People running Hermes on local models thought their data was theirs, but what if the model is not the only leakage vector??

kordlessagain 3 hours ago | parent [-]

I just asked Antigravity to clone the repo to look to see if it might have leaky code and it flat out refused three times in a row to even clone it. It would seem the snake is eating its own head.

theshrike79 3 hours ago | parent | prev [-]

And already removed: https://github.com/NousResearch/hermes-agent/pull/46350

tl;dr for people who just read the inaccurate quote: It was the default search provider (for free), if you configured anything else, it was not used. They removed the default.

JumpCrisscross 4 hours ago | parent | prev | next [-]

Linking to the claim [1] might be stronger.

[1] https://evomap.ai/blog/hermes-agent-evolver-similarity-analy...

chapel 3 hours ago | parent | next [-]

Did you read it? Given it's all AI slop I wouldn't be surprised if not, but the claim is basically "I had this idea first, I think they stole it from me."

Not that they stole code or even copy, just the idea from a completely open source project (at the time).

Given how many people have posted and released similar systems over the time skills came out and even before, that's a huge claim with no substance to back it.

JumpCrisscross 3 hours ago | parent [-]

> Did you read it?

Not particularly. But at least that source tries to explain what happened.

chapel 3 hours ago | parent [-]

I agree on the point of linking it, which the HN thread linked before supposedly had a link to the blog post in question but it did not have any content. So thanks for sharing nonetheless.

nisegami 3 hours ago | parent | prev [-]

[dead]

Imustaskforhelp 4 hours ago | parent | prev | next [-]

Wow, I didn't know that. I was getting impressed by Hermes but yeah, I didn't know about it so thanks for telling me.

The behaviour by NousResearch is a bit bad (if I am understanding it correctly, I can be wrong, I usually am) but given its an open source project. I don't think that accredition makes a project bad and I simply don't understand the rationale behind a lot of it and streissand effect is starting to kick in the more they might be trying to hide it.

Why not just accredit EvoMap's Evolver or come up with an official statement or have a proper discussion between the two teams

> The behaviour by NousResearch is so bad given its an open source project. I don't think that accredition makes a project bad and I simply don't understand the rationale behind a lot of it and streissand effect is starting to kick in the more they might be trying to hide it.

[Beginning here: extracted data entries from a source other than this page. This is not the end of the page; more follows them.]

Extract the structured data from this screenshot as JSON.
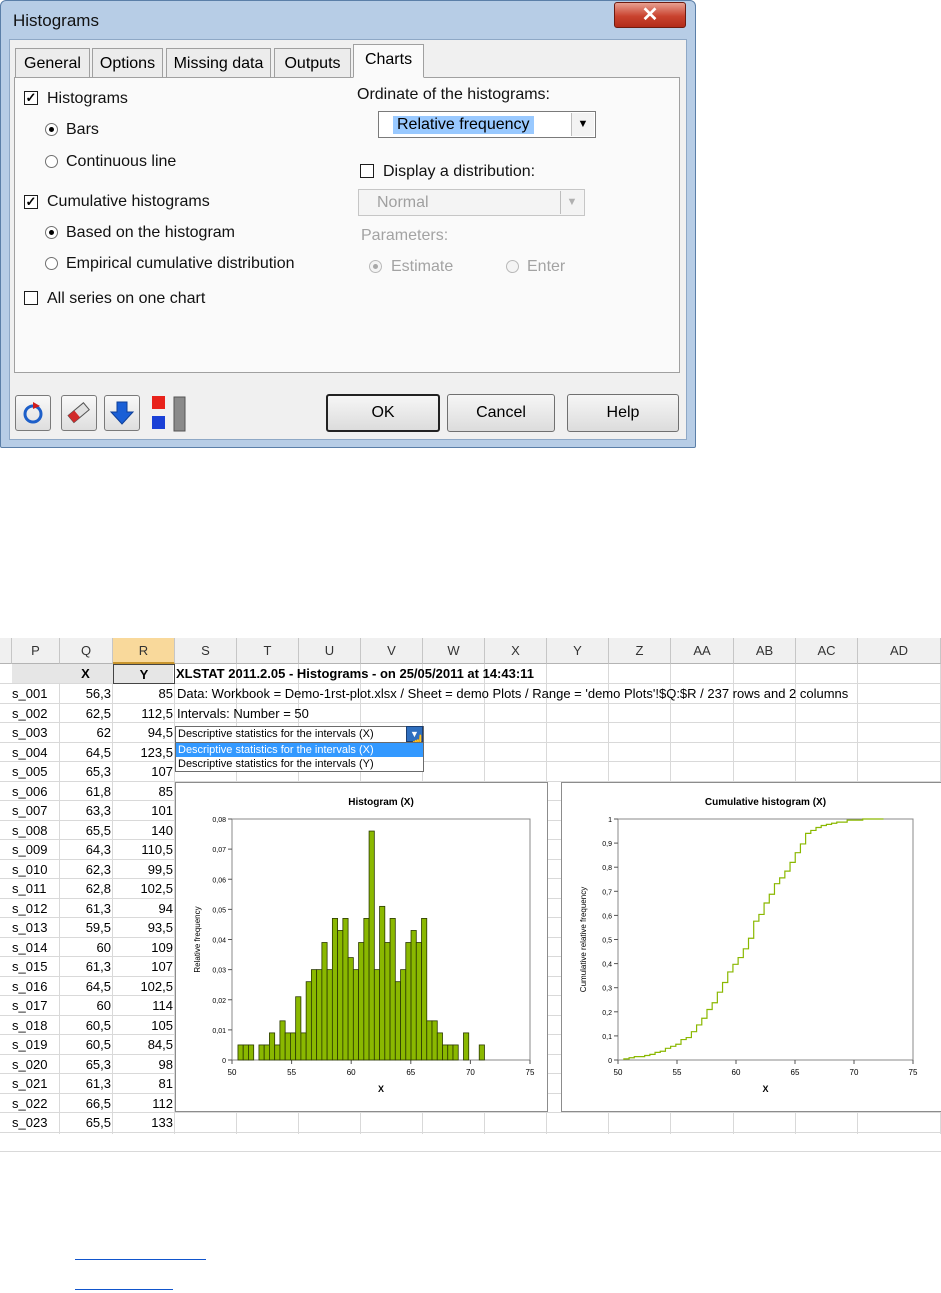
{
  "dialog": {
    "title": "Histograms",
    "close_glyph": "✕",
    "tabs": [
      "General",
      "Options",
      "Missing data",
      "Outputs",
      "Charts"
    ],
    "active_tab": "Charts",
    "histograms": {
      "label": "Histograms",
      "checked": true,
      "options": [
        {
          "label": "Bars",
          "selected": true
        },
        {
          "label": "Continuous line",
          "selected": false
        }
      ]
    },
    "cumulative": {
      "label": "Cumulative histograms",
      "checked": true,
      "options": [
        {
          "label": "Based on the histogram",
          "selected": true
        },
        {
          "label": "Empirical cumulative distribution",
          "selected": false
        }
      ]
    },
    "all_series": {
      "label": "All series on one chart",
      "checked": false
    },
    "ordinate_label": "Ordinate of the histograms:",
    "ordinate_value": "Relative frequency",
    "display_distribution": {
      "label": "Display a distribution:",
      "checked": false
    },
    "distribution_value": "Normal",
    "parameters_label": "Parameters:",
    "parameters_options": [
      {
        "label": "Estimate",
        "selected": true
      },
      {
        "label": "Enter",
        "selected": false
      }
    ],
    "buttons": {
      "ok": "OK",
      "cancel": "Cancel",
      "help": "Help"
    },
    "toolbar_icons": [
      "reset-icon",
      "eraser-icon",
      "down-arrow-icon",
      "color-blocks-icon"
    ],
    "colors": {
      "accent_red": "#e8221b",
      "accent_blue": "#1a5fd6",
      "selection": "#99c9ff"
    }
  },
  "sheet": {
    "columns": [
      "P",
      "Q",
      "R",
      "S",
      "T",
      "U",
      "V",
      "W",
      "X",
      "Y",
      "Z",
      "AA",
      "AB",
      "AC",
      "AD"
    ],
    "selected_column": "R",
    "headers": {
      "x": "X",
      "y": "Y"
    },
    "rows": [
      [
        "s_001",
        "56,3",
        "85"
      ],
      [
        "s_002",
        "62,5",
        "112,5"
      ],
      [
        "s_003",
        "62",
        "94,5"
      ],
      [
        "s_004",
        "64,5",
        "123,5"
      ],
      [
        "s_005",
        "65,3",
        "107"
      ],
      [
        "s_006",
        "61,8",
        "85"
      ],
      [
        "s_007",
        "63,3",
        "101"
      ],
      [
        "s_008",
        "65,5",
        "140"
      ],
      [
        "s_009",
        "64,3",
        "110,5"
      ],
      [
        "s_010",
        "62,3",
        "99,5"
      ],
      [
        "s_011",
        "62,8",
        "102,5"
      ],
      [
        "s_012",
        "61,3",
        "94"
      ],
      [
        "s_013",
        "59,5",
        "93,5"
      ],
      [
        "s_014",
        "60",
        "109"
      ],
      [
        "s_015",
        "61,3",
        "107"
      ],
      [
        "s_016",
        "64,5",
        "102,5"
      ],
      [
        "s_017",
        "60",
        "114"
      ],
      [
        "s_018",
        "60,5",
        "105"
      ],
      [
        "s_019",
        "60,5",
        "84,5"
      ],
      [
        "s_020",
        "65,3",
        "98"
      ],
      [
        "s_021",
        "61,3",
        "81"
      ],
      [
        "s_022",
        "66,5",
        "112"
      ],
      [
        "s_023",
        "65,5",
        "133"
      ]
    ],
    "report_title": "XLSTAT 2011.2.05 - Histograms - on 25/05/2011 at 14:43:11",
    "data_line": "Data: Workbook = Demo-1rst-plot.xlsx / Sheet = demo Plots / Range = 'demo Plots'!$Q:$R / 237 rows and 2 columns",
    "intervals_line": "Intervals:  Number = 50",
    "dropdown": {
      "value": "Descriptive statistics for the intervals (X)",
      "options": [
        "Descriptive statistics for the intervals (X)",
        "Descriptive statistics for the intervals (Y)"
      ],
      "highlighted": 0
    }
  },
  "chart_data": [
    {
      "type": "bar",
      "title": "Histogram (X)",
      "xlabel": "X",
      "ylabel": "Relative frequency",
      "xlim": [
        50,
        75
      ],
      "ylim": [
        0,
        0.08
      ],
      "xticks": [
        "50",
        "55",
        "60",
        "65",
        "70",
        "75"
      ],
      "yticks": [
        "0",
        "0,01",
        "0,02",
        "0,03",
        "0,04",
        "0,05",
        "0,06",
        "0,07",
        "0,08"
      ],
      "bin_start": 50.5,
      "bin_width": 0.44,
      "values": [
        0.005,
        0.005,
        0.005,
        0,
        0.005,
        0.005,
        0.009,
        0.005,
        0.013,
        0.009,
        0.009,
        0.021,
        0.009,
        0.026,
        0.03,
        0.03,
        0.039,
        0.03,
        0.047,
        0.043,
        0.047,
        0.034,
        0.03,
        0.039,
        0.047,
        0.076,
        0.03,
        0.051,
        0.039,
        0.047,
        0.026,
        0.03,
        0.039,
        0.043,
        0.039,
        0.047,
        0.013,
        0.013,
        0.009,
        0.005,
        0.005,
        0.005,
        0,
        0.009,
        0,
        0,
        0.005,
        0,
        0,
        0
      ],
      "bar_color": "#8ab800"
    },
    {
      "type": "line",
      "title": "Cumulative histogram (X)",
      "xlabel": "X",
      "ylabel": "Cumulative relative frequency",
      "xlim": [
        50,
        75
      ],
      "ylim": [
        0,
        1
      ],
      "xticks": [
        "50",
        "55",
        "60",
        "65",
        "70",
        "75"
      ],
      "yticks": [
        "0",
        "0,1",
        "0,2",
        "0,3",
        "0,4",
        "0,5",
        "0,6",
        "0,7",
        "0,8",
        "0,9",
        "1"
      ],
      "line_color": "#8ab800",
      "step": true
    }
  ],
  "links": [
    "",
    ""
  ]
}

> Why not just accredit EvoMap's Evolver or come up with an official statement or have a proper discussion between the two teams

JCTheDenthog 4 hours ago | parent | prev | next [-]

Given that LLMs are capable of generating code from open source projects verbatim (and entire books like Harry Potter verbatim) and no one gives a damn it seems like copyright is essentially a dead letter, legally speaking at least And the courts (in the US and elsewhere) haven't decided to intervene at all. Still a scummy thing to do morally though, I agree.

echelon 3 hours ago | parent | prev [-]

1. This is bad, if true.

2. In the future, there won't be copyright. Or open source. Or anything "owned". It can all just be copied trivially, and there's literally no stopping it.

3. I don't know how to feel about any of that. This is so new and complicated. The whole world is changing dramatically and being completely reshaped.

kordlessagain 3 hours ago | parent [-]

As Musk and Dorsey have said, IP law is highly incompatible with AI.

Wasn't there some news a while ago that Anthropic and other frontier model companies used a bunch of pirated books to train their models? Are we not all benefiting from the fact that they also crawled a bunch of open code repos?

If something is open source, it's pretty easy to tell if code is pulled directly from another repo and included in a project. It's much harder to know if whatever model was building something pulled from it (through training or simply searching online).

theshrike79 3 hours ago | parent [-]

> Wasn't there some news a while ago that Anthropic and other frontier model companies used a bunch of pirated books to train their models? Are we not all benefiting from the fact that they also crawled a bunch of open code repos?

It was Meta. With Zuck's explicit permission.